7 Years Ago

Seven years ago I got this text from a strange number. My contact information wasn’t public, few people knew how to reach me or where I lived. A friend of my ex-husband had sent this text thru a website that wouldn’t give my number, but would let people text me. 

I had just pulled into the Cort furniture parking lot and decided to call the guy who texted me before I went inside. Sitting in my car I heard words that weren’t surprising. My ex had committed suicide. A range of emotions rushed thru me. Disbelief, anger, sadness, and relief. 

Yes, you read the correctly… Relief.

My ex was addicted to pain meds. He had emotional issues he numbed with those pills. Those emotional issues and addiction left untreated are why I left him. Those issues meant that when I did leave him he went crazy. Stalking, threats, and other disturbing behavior. Knowing that I would no longer need to hide was a relief.

The other side of that relief was a deep grief. The kind that feels like it’s ripping your soul into pieces and then burning it. Wondering if I could have done anything to prevent this while knowing I could never fix him.

This talented man never dealt with the demons that lived in his soul. He took pills to function, but those pills ultimately made it all worse.

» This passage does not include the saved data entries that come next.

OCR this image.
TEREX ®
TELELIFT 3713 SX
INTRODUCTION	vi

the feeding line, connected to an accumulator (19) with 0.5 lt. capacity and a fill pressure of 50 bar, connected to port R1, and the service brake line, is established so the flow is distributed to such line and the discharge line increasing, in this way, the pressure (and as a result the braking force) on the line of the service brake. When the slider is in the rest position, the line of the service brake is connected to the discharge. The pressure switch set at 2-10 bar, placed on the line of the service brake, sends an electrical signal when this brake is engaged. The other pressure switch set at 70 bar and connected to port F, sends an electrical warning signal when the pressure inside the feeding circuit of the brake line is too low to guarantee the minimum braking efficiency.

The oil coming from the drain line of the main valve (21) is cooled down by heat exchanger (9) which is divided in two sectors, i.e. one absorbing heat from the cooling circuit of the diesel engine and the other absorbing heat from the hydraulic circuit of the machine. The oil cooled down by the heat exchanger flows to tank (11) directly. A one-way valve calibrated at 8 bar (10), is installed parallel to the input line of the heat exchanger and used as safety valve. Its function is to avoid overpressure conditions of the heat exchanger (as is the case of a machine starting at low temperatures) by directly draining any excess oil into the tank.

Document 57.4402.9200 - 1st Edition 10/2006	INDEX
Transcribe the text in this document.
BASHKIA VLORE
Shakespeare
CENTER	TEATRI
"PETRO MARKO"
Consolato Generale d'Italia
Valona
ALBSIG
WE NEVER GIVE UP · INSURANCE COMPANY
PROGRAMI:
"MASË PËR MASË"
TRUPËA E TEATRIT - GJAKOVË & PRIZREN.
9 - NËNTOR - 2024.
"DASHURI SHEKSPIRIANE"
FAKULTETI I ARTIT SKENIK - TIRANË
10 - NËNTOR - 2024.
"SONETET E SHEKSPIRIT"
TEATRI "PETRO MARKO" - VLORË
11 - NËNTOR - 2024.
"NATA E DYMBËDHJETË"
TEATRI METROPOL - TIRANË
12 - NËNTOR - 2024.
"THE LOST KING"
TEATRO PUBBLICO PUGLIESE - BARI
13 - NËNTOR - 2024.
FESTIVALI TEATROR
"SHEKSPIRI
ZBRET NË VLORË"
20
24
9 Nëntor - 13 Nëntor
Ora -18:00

Dave could build anything. He didn’t need a set of plans. Just tell him what you wanted built and he could figure it out. He loved gardening and plants. Everything he planted looked amazing.

By moments he was charming, and sweet, and the life of the party. At other moments there was no reasoning, he was paranoid, and his anger was terrifying to witness.

In 2007 I left him. After promises to get help were broken, after jobs were gone, after finding random pills hidden… I had enough. The following weeks were exhausting. Honestly, I don’t know how I would have survived without some incredible friends and family.

He went to counseling until he realized that a few sessions wouldn’t make me come back. Then he decided to just do whatever drug he could get.

Three years after I left him he was Baker acted and three days after that they let him out. Less than a day later he took his own life.

The details are sketchy. I don’t know if anyone actually knows what really happened. 

What I do know is that this story is one that is told frequently. It’s lived frequently. Mental illness and emotional issues carry a stigma that keeps many people from seeking help. There are other reasons they don’t get help as well, but it seems many don’t want that label that mental illness carries.

Ultimately, many choose to end it all rather than deal with the demons and darkness inside.

This post isn’t to make you sad. 

This post is to help erase the stigma. It’s to help those going through this with someone they love… You are not alone. It’s in hope that someone struggling with similar demons reads it and fights those demons. It’s to let everyone know they are loved and that even when you don’t realize it you will be missed.

It’s to heal the parts of my soul that will always ache around this time of year when the memory of this rises to the surface. The scar remains even when the wound heals. 

To Dave, wherever your soul is, I hope you’ve found the peace you never could on this earth. 

Much love friends. If you find you’re in a dark place, please know you are loved and you can reach out to me any time.